As reported in Health Affairs, in these states the probability of a doctor prescribing a Schedule II opioid dropped from 5.5 percent to 3.7 percent - a more than 30 percent reduction. The results were immediate and held for three years.

The study confirmed Bao's hypothesis that physician drug-monitoring programs, which have been implemented in a wide variety of forms in every state except Missouri, are an effective tool to combat the opioid drug epidemic. But she stressed the need for other means as well.

"There are no magic bullets here," said Dr. Caleb Alexander, who directs the Johns Hopkins Center for Drug Safety and Effectiveness in Baltimore, in a phone interview.

"The interventions are needed along the continuum here - from manufacturers to end-users. This is important to keep in mind given the magnitude of addiction, injuries and deaths," said Alexander, who was not involved in the current study.

Nearly two million Americans either abused or were dependent on prescription opioids in 2014, according to the US Centers for Disease Control and Prevention (CDC).

Overdose deaths, along with sales of prescription opioids, have quadrupled since 1999, the CDC estimates. More than 165,000 Americans died from overdoses related to prescription opioids from 1999 to 2014.

Some of these deaths might have been avoided if doctors had been able to check a prescription drug-monitoring database, Alexander said.

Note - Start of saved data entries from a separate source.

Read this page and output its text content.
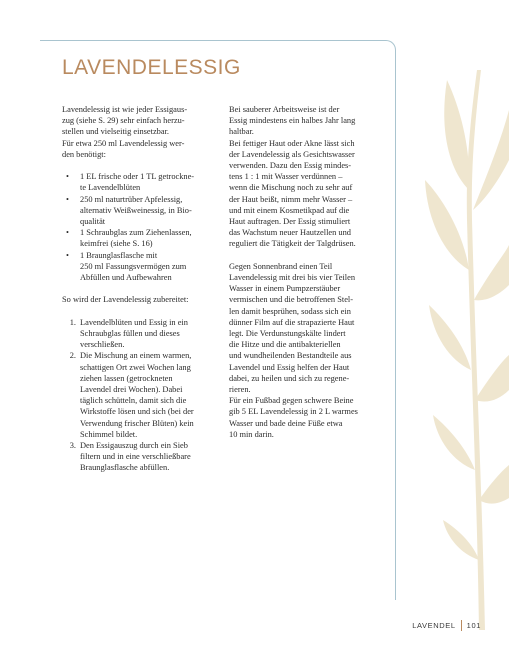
LAVENDELESSIG

Lavendelessig ist wie jeder Essigaus-
zug (siehe S. 29) sehr einfach herzu-
stellen und vielseitig einsetzbar.
Für etwa 250 ml Lavendelessig wer-
den benötigt:

• 1 EL frische oder 1 TL getrockne-
te Lavendelblüten
• 250 ml naturtrüber Apfelessig,
alternativ Weißweinessig, in Bio-
qualität
• 1 Schraubglas zum Ziehenlassen,
keimfrei (siehe S. 16)
• 1 Braunglasflasche mit
250 ml Fassungsvermögen zum
Abfüllen und Aufbewahren

So wird der Lavendelessig zubereitet:

1. Lavendelblüten und Essig in ein
Schraubglas füllen und dieses
verschließen.
2. Die Mischung an einem warmen,
schattigen Ort zwei Wochen lang
ziehen lassen (getrockneten
Lavendel drei Wochen). Dabei
täglich schütteln, damit sich die
Wirkstoffe lösen und sich (bei der
Verwendung frischer Blüten) kein
Schimmel bildet.
3. Den Essigauszug durch ein Sieb
filtern und in eine verschließbare
Braunglasflasche abfüllen.

Bei sauberer Arbeitsweise ist der
Essig mindestens ein halbes Jahr lang
haltbar.
Bei fettiger Haut oder Akne lässt sich
der Lavendelessig als Gesichtswasser
verwenden. Dazu den Essig mindes-
tens 1 : 1 mit Wasser verdünnen –
wenn die Mischung noch zu sehr auf
der Haut beißt, nimm mehr Wasser –
und mit einem Kosmetikpad auf die
Haut auftragen. Der Essig stimuliert
das Wachstum neuer Hautzellen und
reguliert die Tätigkeit der Talgdrüsen.

Gegen Sonnenbrand einen Teil
Lavendelessig mit drei bis vier Teilen
Wasser in einem Pumpzerstäuber
vermischen und die betroffenen Stel-
len damit besprühen, sodass sich ein
dünner Film auf die strapazierte Haut
legt. Die Verdunstungskälte lindert
die Hitze und die antibakteriellen
und wundheilenden Bestandteile aus
Lavendel und Essig helfen der Haut
dabei, zu heilen und sich zu regene-
rieren.
Für ein Fußbad gegen schwere Beine
gib 5 EL Lavendelessig in 2 L warmes
Wasser und bade deine Füße etwa
10 min darin.

LAVENDEL 101
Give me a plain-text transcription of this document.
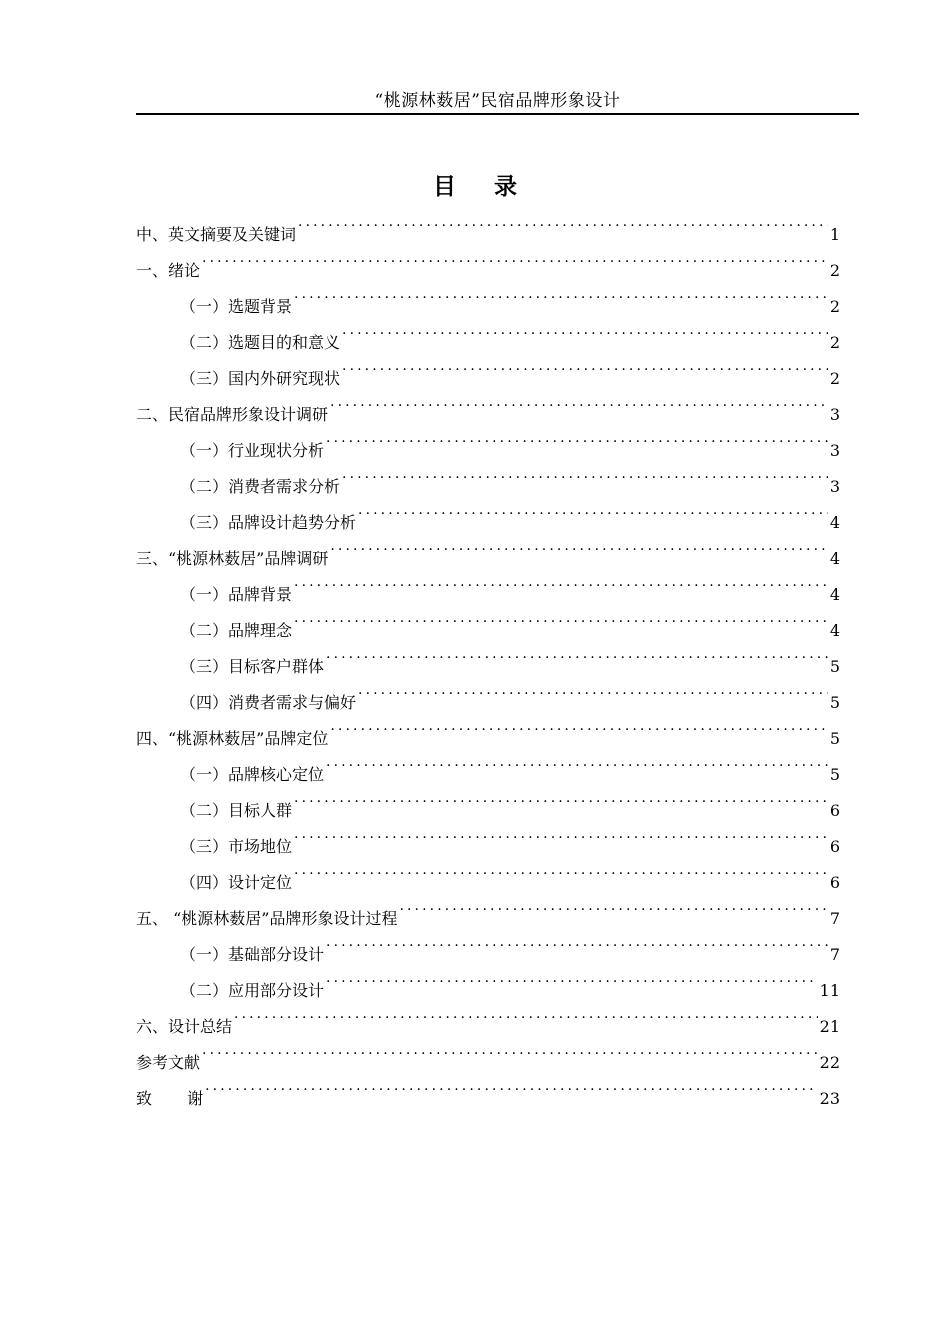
“桃源林薮居”民宿品牌形象设计
目录
中、英文摘要及关键词 .....	1
一、绪论 .....	2
（一）选题背景 .....	2
（二）选题目的和意义 .....	2
（三）国内外研究现状 .....	2
二、民宿品牌形象设计调研 .....	3
（一）行业现状分析 .....	3
（二）消费者需求分析 .....	3
（三）品牌设计趋势分析 .....	4
三、“桃源林薮居”品牌调研 .....	4
（一）品牌背景 .....	4
（二）品牌理念 .....	4
（三）目标客户群体 .....	5
（四）消费者需求与偏好 .....	5
四、“桃源林薮居”品牌定位 .....	5
（一）品牌核心定位 .....	5
（二）目标人群 .....	6
（三）市场地位 .....	6
（四）设计定位 .....	6
五、 “桃源林薮居”品牌形象设计过程 .....	7
（一）基础部分设计 .....	7
（二）应用部分设计 .....	11
六、设计总结 .....	21
参考文献 .....	22
致 谢 .....	23
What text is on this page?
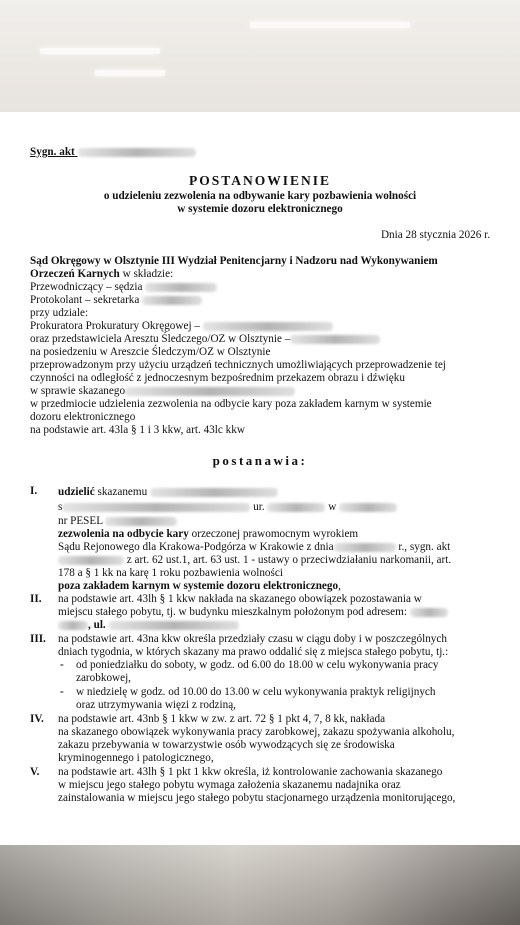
Sygn. akt
POSTANOWIENIE
o udzieleniu zezwolenia na odbywanie kary pozbawienia wolności
w systemie dozoru elektronicznego
Dnia 28 stycznia 2026 r.
Sąd Okręgowy w Olsztynie III Wydział Penitencjarny i Nadzoru nad Wykonywaniem
Orzeczeń Karnych w składzie:
Przewodniczący – sędzia
Protokolant – sekretarka
przy udziale:
Prokuratora Prokuratury Okręgowej –
oraz przedstawiciela Aresztu Śledczego/OZ w Olsztynie –
na posiedzeniu w Areszcie Śledczym/OZ w Olsztynie
przeprowadzonym przy użyciu urządzeń technicznych umożliwiających przeprowadzenie tej
czynności na odległość z jednoczesnym bezpośrednim przekazem obrazu i dźwięku
w sprawie skazanego
w przedmiocie udzielenia zezwolenia na odbycie kary poza zakładem karnym w systemie
dozoru elektronicznego
na podstawie art. 43la § 1 i 3 kkw, art. 43lc kkw
postanawia:
I. udzielić skazanemu
s	ur.	w
nr PESEL
zezwolenia na odbycie kary orzeczonej prawomocnym wyrokiem
Sądu Rejonowego dla Krakowa-Podgórza w Krakowie z dnia	r., sygn. akt
z art. 62 ust.1, art. 63 ust. 1 - ustawy o przeciwdziałaniu narkomanii, art.
178 a § 1 kk na karę 1 roku pozbawienia wolności
poza zakładem karnym w systemie dozoru elektronicznego,
II. na podstawie art. 43lh § 1 kkw nakłada na skazanego obowiązek pozostawania w
miejscu stałego pobytu, tj. w budynku mieszkalnym położonym pod adresem:
, ul.
III. na podstawie art. 43na kkw określa przedziały czasu w ciągu doby i w poszczególnych
dniach tygodnia, w których skazany ma prawo oddalić się z miejsca stałego pobytu, tj.:
- od poniedziałku do soboty, w godz. od 6.00 do 18.00 w celu wykonywania pracy
zarobkowej,
- w niedzielę w godz. od 10.00 do 13.00 w celu wykonywania praktyk religijnych
oraz utrzymywania więzi z rodziną,
IV. na podstawie art. 43nb § 1 kkw w zw. z art. 72 § 1 pkt 4, 7, 8 kk, nakłada
na skazanego obowiązek wykonywania pracy zarobkowej, zakazu spożywania alkoholu,
zakazu przebywania w towarzystwie osób wywodzących się ze środowiska
kryminogennego i patologicznego,
V. na podstawie art. 43lh § 1 pkt 1 kkw określa, iż kontrolowanie zachowania skazanego
w miejscu jego stałego pobytu wymaga założenia skazanemu nadajnika oraz
zainstalowania w miejscu jego stałego pobytu stacjonarnego urządzenia monitorującego,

A database could show when patients are obtaining opioids under their own name from multiple doctors, which might assist in identifying potential abuse and dependency, he noted.

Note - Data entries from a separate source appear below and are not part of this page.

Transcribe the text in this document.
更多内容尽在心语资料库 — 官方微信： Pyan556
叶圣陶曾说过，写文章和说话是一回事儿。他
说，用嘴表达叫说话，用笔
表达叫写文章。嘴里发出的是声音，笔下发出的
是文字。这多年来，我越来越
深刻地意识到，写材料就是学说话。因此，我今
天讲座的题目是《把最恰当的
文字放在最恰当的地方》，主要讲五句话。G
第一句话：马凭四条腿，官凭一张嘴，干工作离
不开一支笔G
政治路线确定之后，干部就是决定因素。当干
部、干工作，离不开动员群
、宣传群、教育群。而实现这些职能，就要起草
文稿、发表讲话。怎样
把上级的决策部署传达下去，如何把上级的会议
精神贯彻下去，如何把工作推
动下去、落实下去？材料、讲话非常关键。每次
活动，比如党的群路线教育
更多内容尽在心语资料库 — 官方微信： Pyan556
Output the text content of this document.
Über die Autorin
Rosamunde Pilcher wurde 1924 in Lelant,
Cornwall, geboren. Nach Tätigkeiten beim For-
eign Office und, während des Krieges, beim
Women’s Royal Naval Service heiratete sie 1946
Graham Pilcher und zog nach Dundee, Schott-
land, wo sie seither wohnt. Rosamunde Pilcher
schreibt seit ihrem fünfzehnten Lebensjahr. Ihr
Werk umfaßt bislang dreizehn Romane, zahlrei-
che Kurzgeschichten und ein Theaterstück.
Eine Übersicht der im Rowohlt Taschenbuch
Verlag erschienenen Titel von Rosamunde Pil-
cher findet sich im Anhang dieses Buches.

Drug-monitoring databases may make doctors think twice before prescribing pain medications for a variety of reasons in addition to uncovering "doctor shopping" by patients, the study authors write. Knowing that they're being watched may serve as a deterrent, and the programs may generally increase awareness of the dangers of prescribing opioids, they say.

"Given how many people are killed by prescription opioids and how dangerous these drugs are, it should be no less important for a clinician to check a prescription drug-monitoring program before prescribing an opioid than to check kidney function before prescribing a new blood-pressure medicine," Alexander said.

In March, the CDC released guidelines instructing primary care doctors to sharply curtail use of opioids for chronic pain. At the time, CDC Director Dr. Tom Frieden called the prescription overdose epidemic "doctor-driven."

Primary-care doctors treating adults for chronic pain write nearly half of opioid prescriptions, the CDC said. The new guidelines recommend non-opioids like acetaminophen and ibuprofen as the first line of pain treatment.

Authors of the current study say American clinicians are writing enough prescriptions to medicate every US adult for a month.

"No opioid is entirely safe," Alexander said, "and all opioids should be used with much greater caution than we have in the past two decades."